The San Zeno Cathedral is located in the Piazza del Duomo and is the most important church in Pistoia. It is characterized by its typical Tuscan black and white facade. Highlights include the “Dossale di San Jacopo” and a relief created by Della Robbia above the portal. The current version of the cathedral is the result of a reconstruction in the 12th century.
Cathedral of San Zeno Pistoia
The address of Duomo or Cattedrale di San Zeno is Piazza del Duomo, Pistoia (tel. +39 057325095). Opening hours: 08.30 to 12.30 and 15.00 to 19.00 (July and August from 08.30 to 19.00). Entrance fee: Free of charge. Those wishing to see the silver altar must ask permission. (Tickets for a guided tour can be purchased at the Baptistry for 2.50 Euro).
History and description
The Duomo is the result of a complete reconstruction in the 12th century. It was in the early years of this century that Bishop Atto consecrated the first altar, dedicated to San Jacopo. Since he had a relic of the saint, a piece of his skull given to him in Santiago de Campostela, placed in the altar, the town became a place of pilgrimage.
The actual history goes back even further. When the Saracens invaded the region in 849, the inhabitants of the town asked San Jacopo for help. Pistoia was not attacked and San Jacopo (the Apostle James the Greater) became the town’s patron saint.
However, the original name of the already existing church was retained.
After a fire in the early 13th century, another reconstruction was necessary. Other major changes took place by the middle of the 14th century.
The portico of the façade and the vaults of the side aisles date from the 14th and 15th centuries.

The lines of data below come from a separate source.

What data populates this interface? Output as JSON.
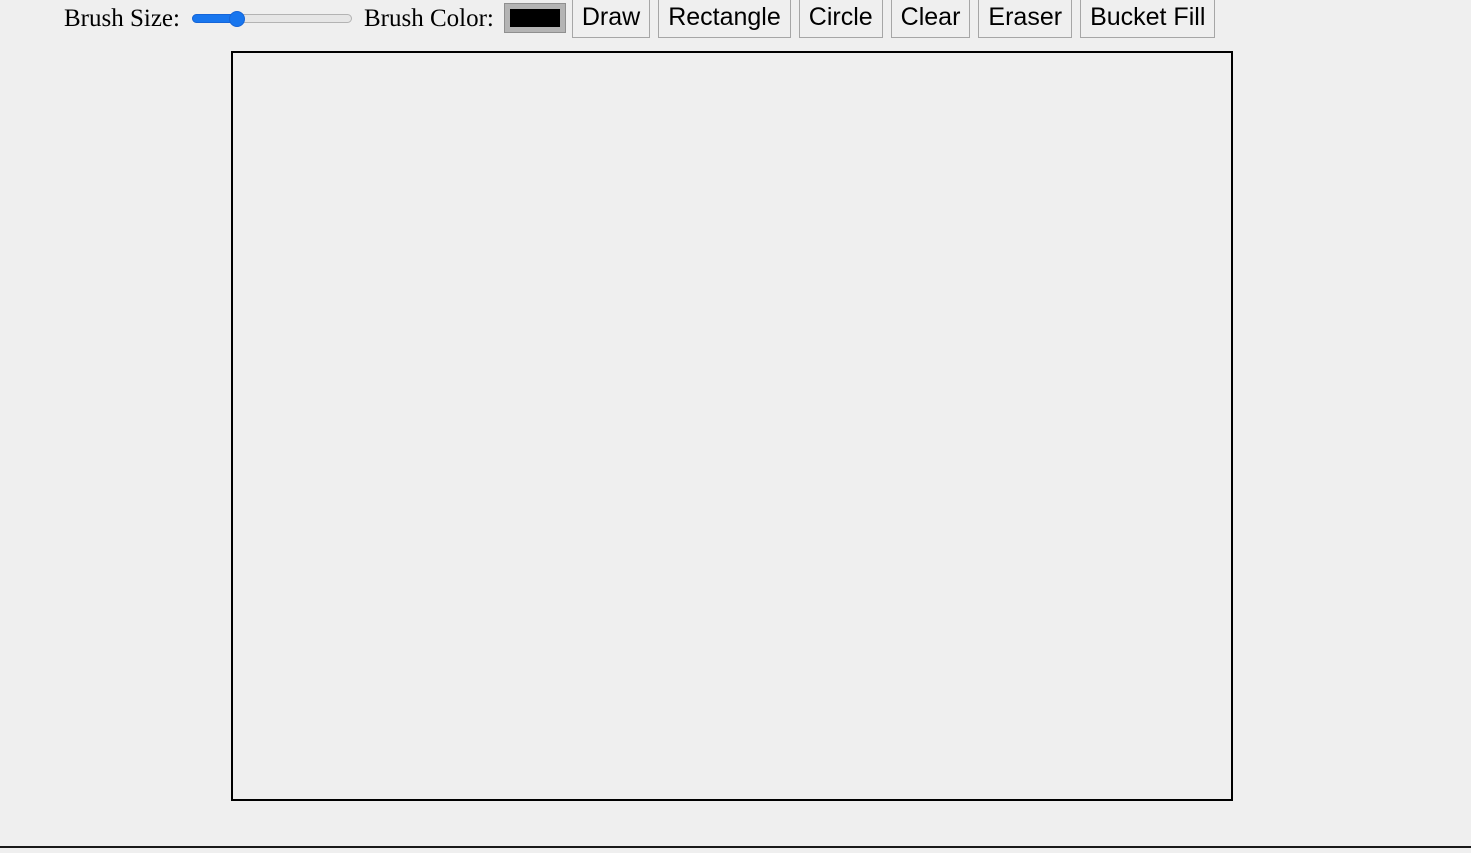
{
  "toolbar": {
    "brush_size_label": "Brush Size:",
    "brush_color_label": "Brush Color:",
    "brush_size": {
      "value": 26,
      "min": 1,
      "max": 100,
      "fill_percent": 26
    },
    "brush_color": {
      "value": "#000000",
      "border_color": "#8f8f8f"
    },
    "buttons": [
      {
        "name": "draw",
        "label": "Draw"
      },
      {
        "name": "rectangle",
        "label": "Rectangle"
      },
      {
        "name": "circle",
        "label": "Circle"
      },
      {
        "name": "clear",
        "label": "Clear"
      },
      {
        "name": "eraser",
        "label": "Eraser"
      },
      {
        "name": "bucket-fill",
        "label": "Bucket Fill"
      }
    ]
  },
  "canvas": {
    "content": "",
    "background": "#efefef",
    "border_color": "#000000"
  },
  "theme": {
    "page_background": "#efefef",
    "accent": "#1876ee",
    "text": "#000000"
  }
}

The façade itself is characterized by the already mentioned portico, three rows of loggias and the typical Tuscan slabs of alternating white and black marble. Above the portico there is a lunette with a glazed terracotta relief from 1505 by the hand of Della Robbia.
The bell tower is located to the left of the church and is over 66 feet tall. Originally it was a watchtower of the Lombards. In 1301 Giovanni Pisano made a number of embellishments. The swallowtails on the battlements refer to the city’s Ghibelline sympathies. At the top of the campanile there are three small loggias, with white and green marble decorations.
The two statues on the church depict San Jacopo and San Zeno.
The interior consists of three naves and is the result of an 18th century reconstruction. Unfortunately, many of the original artworks have been lost.
What to see
The baptismal font at the entrance was made by Benedetto da Maiano.
The tomb on the right is dedicated to the local poet Cino da Pistoia.
The San Jacopo Chapel (also called Chapel of the Crucifix) is on the right. Here one can admire the Dossale di San Jacopo, one of the most precious silver pieces in Italy, which weighs almost a ton and consists of 628 figures sculpted by various artists, including Brunelleschi. In 1293, one Vanni Fucci stole some elements from the altar. He was rewarded for this by being portrayed by Dante in the “Divina Commedia” as the most hideous figure in hell.
The monument to Cardinal Niccolò Forteguerri was made to a design by Verrocchio.
Lorenzo di Credi produced the Sacra Conversazione (also called Madonna di Piazza).
The crucifix in the right nave was painted by Coppo di Marcovaldo and Salerno di Coppo in 1275.
The 14th century fresco fragments in the Cappella del Giudizio depict the Last Judgment.
The 13th century baptismal font is by the school of Nicola Pisano.
The bas-reliefs adorning the arch of Sant’Atto on the inside of the façade.
Andrea da Fiesole crafted the baptismal font in 1497.
Through the Sacristy one enters the Chapter Room, where a number of works of art by anonymous masters are on display.
The Cappella Maggiore was originally designed by Nicola Pisano and embellished with mosaics by Jacopo da Turrita. In the 14th century the chapel was enlarged by Jacopo Lafri. Today, most of the paintings and frescoes in this chapel are of a modern nature. The two large statues of San Jacopo and San Zeno were (probably) made by a student of Giambologna.
Ventura Vitoni designed the choir in 1469.
The crypt is supported by six granite columns.
The “Virgin with Son” in the left nave was begun by Verrocchio, but completed by Lorenzo di Credi in 1485.
Antonio Rossellino made the bust of Donato de’ Medici.
The remains of the tomb of Bishop Ricciardi and his brother Boniface were probably designed by the school of Giovanni d’Agostino da Siena (1348).